PARIS (Reuters) - Le mécanisme européen de compensation financière Instex, qui doit permettre la poursuite de transactions commerciales avec l'Iran en dépit des sanctions américaines, ne pourra entrer en vigueur tant que Téhéran ne prendra pas des mesures contre le blanchiment d'argent et le financement du terrorisme, a déclaré mercredi une source diplomatique française.
Annoncé le 31 janvier par Paris, Berlin et Londres, Instex (Instrument in Support of Trade Exchanges) doit permettre aux trois capitales européennes de contourner les sanctions rétablies par Washington contre Téhéran sans recourir au dollar et de maintenir Téhéran dans le cadre de l'accord de 2015 sur son programme nucléaire iranien.
Sa mise en place est notamment conditionnée à la mise en oeuvre par Téhéran du plan d'action du groupe d'action financière international (Gafi, ou FATF en anglais) qui a sommé en juin la République islamique de prendre "d'ici octobre" une série de mesures contre le blanchiment d’argent et le financement du terrorisme.
Approuvé en 2018 par le Parlement iranien, un projet de loi portant sur ces questions a été par la suite rejeté par le Conseil des gardiens de la Constitution qui a estimé que ce texte empêcherait tout soutien financier au Hezbollah libanais, allié de l'Iran et classé organisation terroriste par Washington.

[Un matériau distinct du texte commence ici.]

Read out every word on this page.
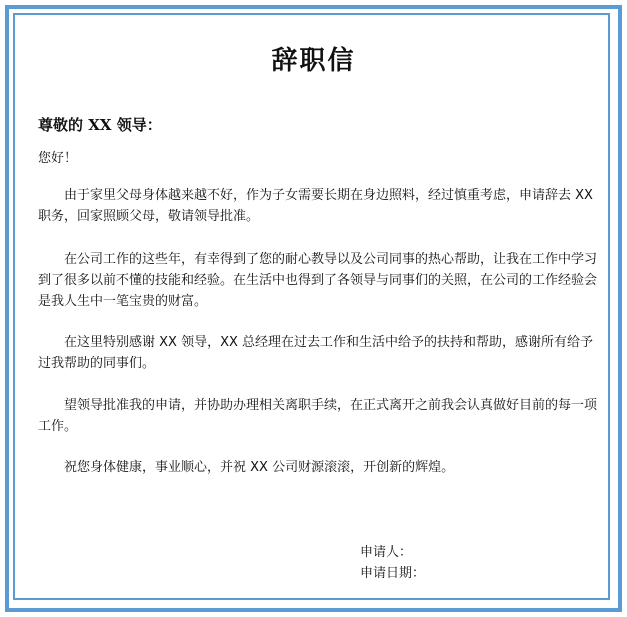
辞职信
尊敬的 XX 领导：
您好！

由于家里父母身体越来越不好，作为子女需要长期在身边照料，经过慎重考虑，申请辞去 XX 职务，回家照顾父母，敬请领导批准。

在公司工作的这些年，有幸得到了您的耐心教导以及公司同事的热心帮助，让我在工作中学习到了很多以前不懂的技能和经验。在生活中也得到了各领导与同事们的关照，在公司的工作经验会是我人生中一笔宝贵的财富。

在这里特别感谢 XX 领导，XX 总经理在过去工作和生活中给予的扶持和帮助，感谢所有给予过我帮助的同事们。

望领导批准我的申请，并协助办理相关离职手续，在正式离开之前我会认真做好目前的每一项工作。

祝您身体健康，事业顺心，并祝 XX 公司财源滚滚，开创新的辉煌。

申请人：
申请日期：
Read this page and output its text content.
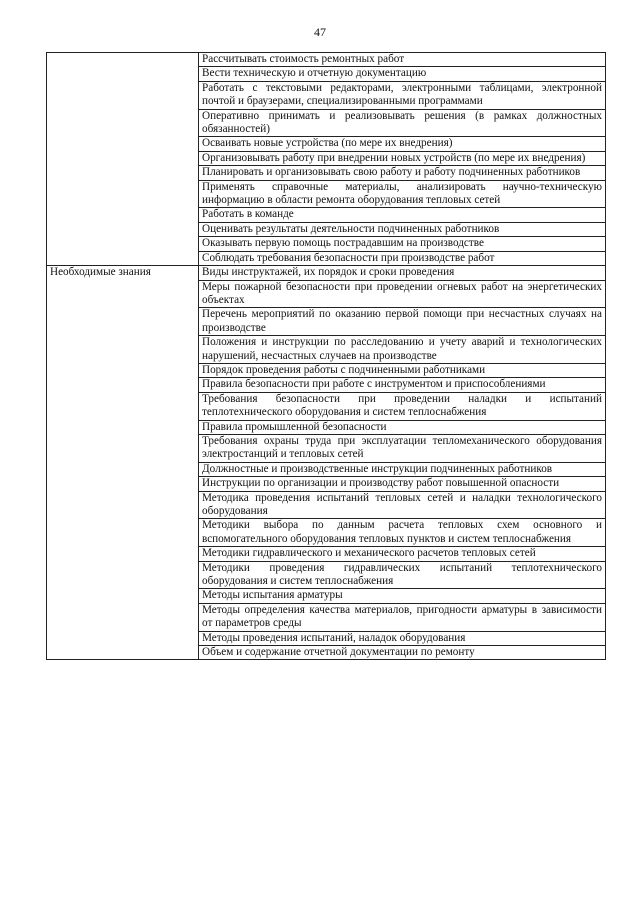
47
	Рассчитывать стоимость ремонтных работ
	Вести техническую и отчетную документацию
	Работать с текстовыми редакторами, электронными таблицами, электронной почтой и браузерами, специализированными программами
	Оперативно принимать и реализовывать решения (в рамках должностных обязанностей)
	Осваивать новые устройства (по мере их внедрения)
	Организовывать работу при внедрении новых устройств (по мере их внедрения)
	Планировать и организовывать свою работу и работу подчиненных работников
	Применять справочные материалы, анализировать научно-техническую информацию в области ремонта оборудования тепловых сетей
	Работать в команде
	Оценивать результаты деятельности подчиненных работников
	Оказывать первую помощь пострадавшим на производстве
	Соблюдать требования безопасности при производстве работ
Необходимые знания	Виды инструктажей, их порядок и сроки проведения
	Меры пожарной безопасности при проведении огневых работ на энергетических объектах
	Перечень мероприятий по оказанию первой помощи при несчастных случаях на производстве
	Положения и инструкции по расследованию и учету аварий и технологических нарушений, несчастных случаев на производстве
	Порядок проведения работы с подчиненными работниками
	Правила безопасности при работе с инструментом и приспособлениями
	Требования безопасности при проведении наладки и испытаний теплотехнического оборудования и систем теплоснабжения
	Правила промышленной безопасности
	Требования охраны труда при эксплуатации тепломеханического оборудования электростанций и тепловых сетей
	Должностные и производственные инструкции подчиненных работников
	Инструкции по организации и производству работ повышенной опасности
	Методика проведения испытаний тепловых сетей и наладки технологического оборудования
	Методики выбора по данным расчета тепловых схем основного и вспомогательного оборудования тепловых пунктов и систем теплоснабжения
	Методики гидравлического и механического расчетов тепловых сетей
	Методики проведения гидравлических испытаний теплотехнического оборудования и систем теплоснабжения
	Методы испытания арматуры
	Методы определения качества материалов, пригодности арматуры в зависимости от параметров среды
	Методы проведения испытаний, наладок оборудования
	Объем и содержание отчетной документации по ремонту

Rien n'a bougé depuis - le Conseil de discernement a certes approuvé début janvier le projet de loi mais il ne s'agit que d'une instance consultative iranienne.
"A ma connaissance, la structure miroir iranienne n'est toujours pas opérationnelle", a déclaré la source diplomatique française. "Le jour où les Iraniens auront signé ce qu'il faut des conditions du Gafi on en reparlera, le jour où on sera sûrs que lors de la première transaction réalisée à travers Instex, les Américains ne mettent pas sous sanction la structure miroir iranienne, on en reparlera."
"On peut toujours dire 'c'est la faute d'Instex', dire que les 'Européens ne font rien', mais la réalité c'est que c'est un rapport de forces politique", a ajouté cette source. "Nous on a des opérations qui sont prêtes à être menées dans le cadre d'Instex".
Le mécanisme a été conçu pour se concentrer, dans un premier temps, sur les secteurs les plus essentiels pour la population iranienne (produits pharmaceutiques, dispositifs médicaux et produits agroalimentaires) et ne concernera donc pas le pétrole.
Ali Asghar Nouri, le président de la société miroir iranienne (STFI, ou SATMA en persan), qui a été enregistrée en mars à Téhéran, a assuré en mai que l'Iran n'était en rien responsable du retard pris dans la mise en place d'Instex et a renvoyé la responsabilité sur les Européens.
"Symboliquement, les Iraniens préfèrent montrer qu'Instex ne marche pas parce que ça leur permet, pensent-ils, de maintenir la pression sur nous", estime la source diplomatique française.